By the time the nineteenth century dawns the critics are safely intrenched in the editorial den, from which, shielded by any sort of shibboleth they can get hold of, they may hurl forth their projectiles upon the unoffending head of the genius, who, with no chance of firing back in the open arena of the magazine, must either suffer in silence or take refuge in sarcastic slurs upon his critics in his poetry, for here lies the only chance of getting even without waiting for the whirligig of time to bring the public round to a recognition of the fact that he is the one who has in very truth, “fished the murex up.”
The caliber of man who could speak of “The Ode to Immortality” as “a most illegible and unintelligible poem,” or who wonders that any man in his senses could put his name to such a rhapsody as “Endymion,” or who dismissed “Prometheus Unbound” with the remark that it was a mélange of nonsense, cockneyism, poverty and pedantry, would hardly be expected to welcome “Sordello” with effusion. Even very intelligent people cracked unseemly jokes upon the appearance of “Sordello,” and what wonder, for Browning’s British instinct for freedom carried him in this poem to the most extreme lengths. In “Pauline” he had allied himself with things familiar to the English reader of poetry. Many of the allusions are classical and introduced with a rich musicalness that Shelley himself might have envied. The reminiscences of Shelley would also come within the intellectual acreage of most of the cultured people of the time. And even in “Paracelsus,” despite the unfamiliarity of the subject, there was music and imagery such as to link the art with the admired poetic art of the day, but in “Sordello” all bounds are broken.

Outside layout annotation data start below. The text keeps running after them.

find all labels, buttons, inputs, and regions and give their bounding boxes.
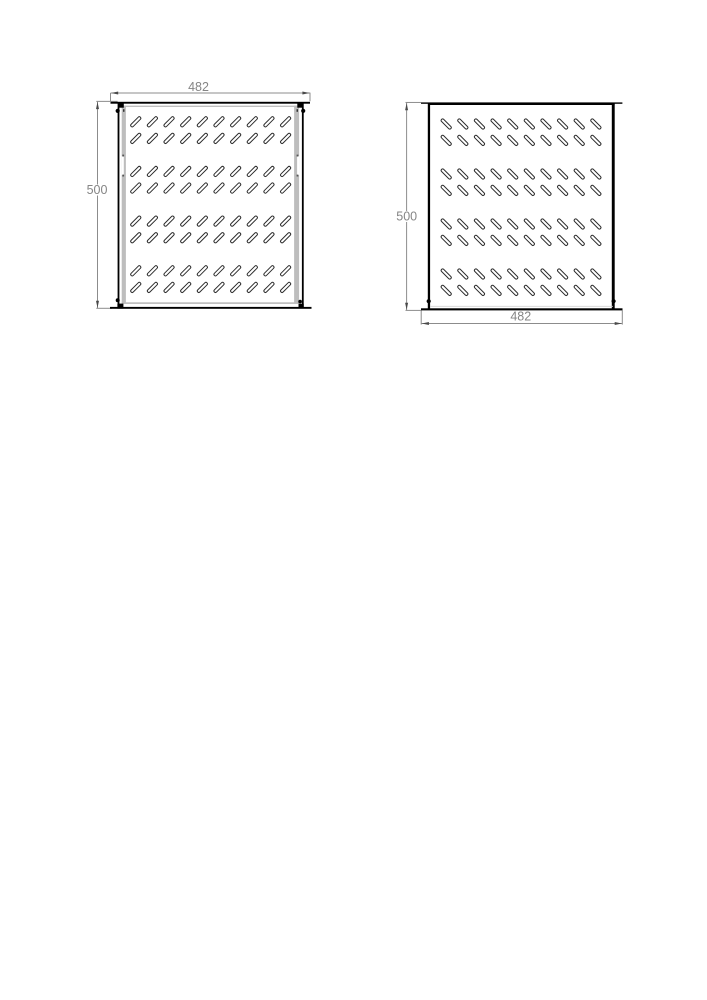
svg-text:500: 500 — [87, 183, 108, 197]
svg-text:500: 500 — [396, 209, 417, 223]
svg-text:482: 482 — [188, 80, 209, 94]
svg-text:482: 482 — [510, 309, 531, 323]
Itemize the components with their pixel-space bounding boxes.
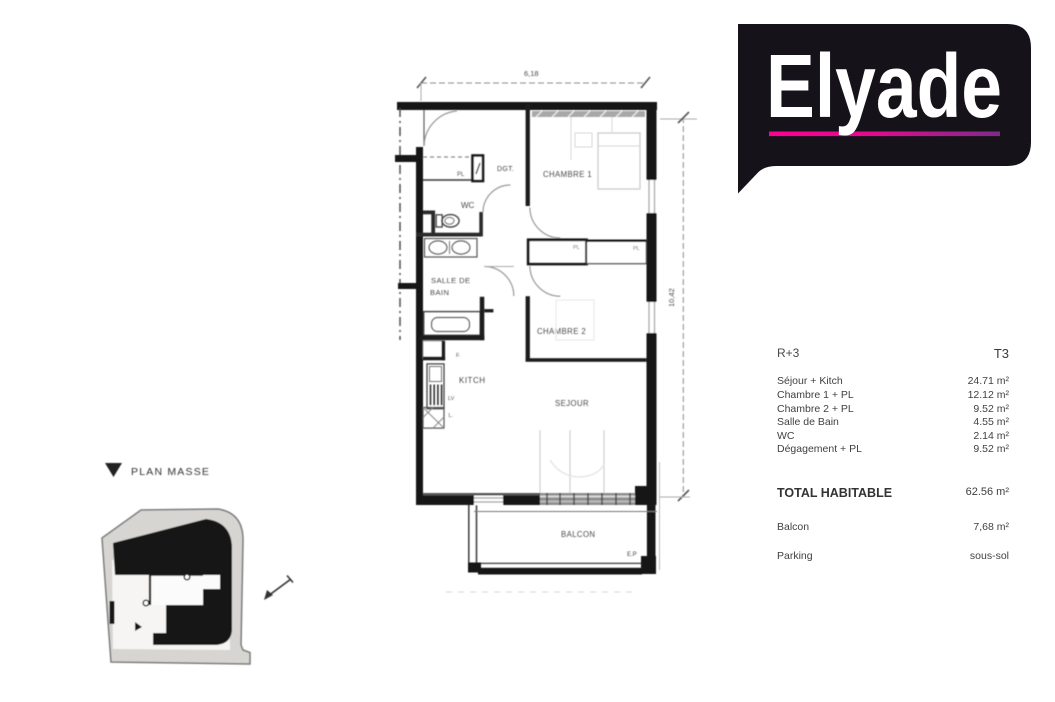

No one but a delver in the byways of literature could, at that time, have been expected to know anything about Sordello; no one but a historian could have been expected to know about the complicated struggles of the Guelfs and the Ghibellines; no one but a philosopher about the tendencies, both political and literary, manifesting themselves in the direction of the awakening of democratic ideals in these pre-Dantean days; no one but a psychologist about the tortuous windings of Sordello’s mind.
Only by special searching into all these regions of knowledge can one to-day gain a complete grasp of the situation. He must patiently tread all the paths that Browning trod before he can enter into sympathy with the poet. Then he will crack no more jokes, but he will marvel at the mind which could wield all this knowledge with such consummate familiarity; he will grow ecstatic over the splendors of the poem, and will regret its redundancy not of diction so much but of detail and its amazing lack of organic unity.
No one but a fanatic could claim that “Sordello” is a success as an organic work of art. While the poet had a mastery of knowledge, thought and feeling, he did not have sufficient mastery of his own form to weld these together into a harmonious and convincing whole, such mastery as he, for example, shows in “The Ring and the Book,” though even in that there is some survival of the old redundancy.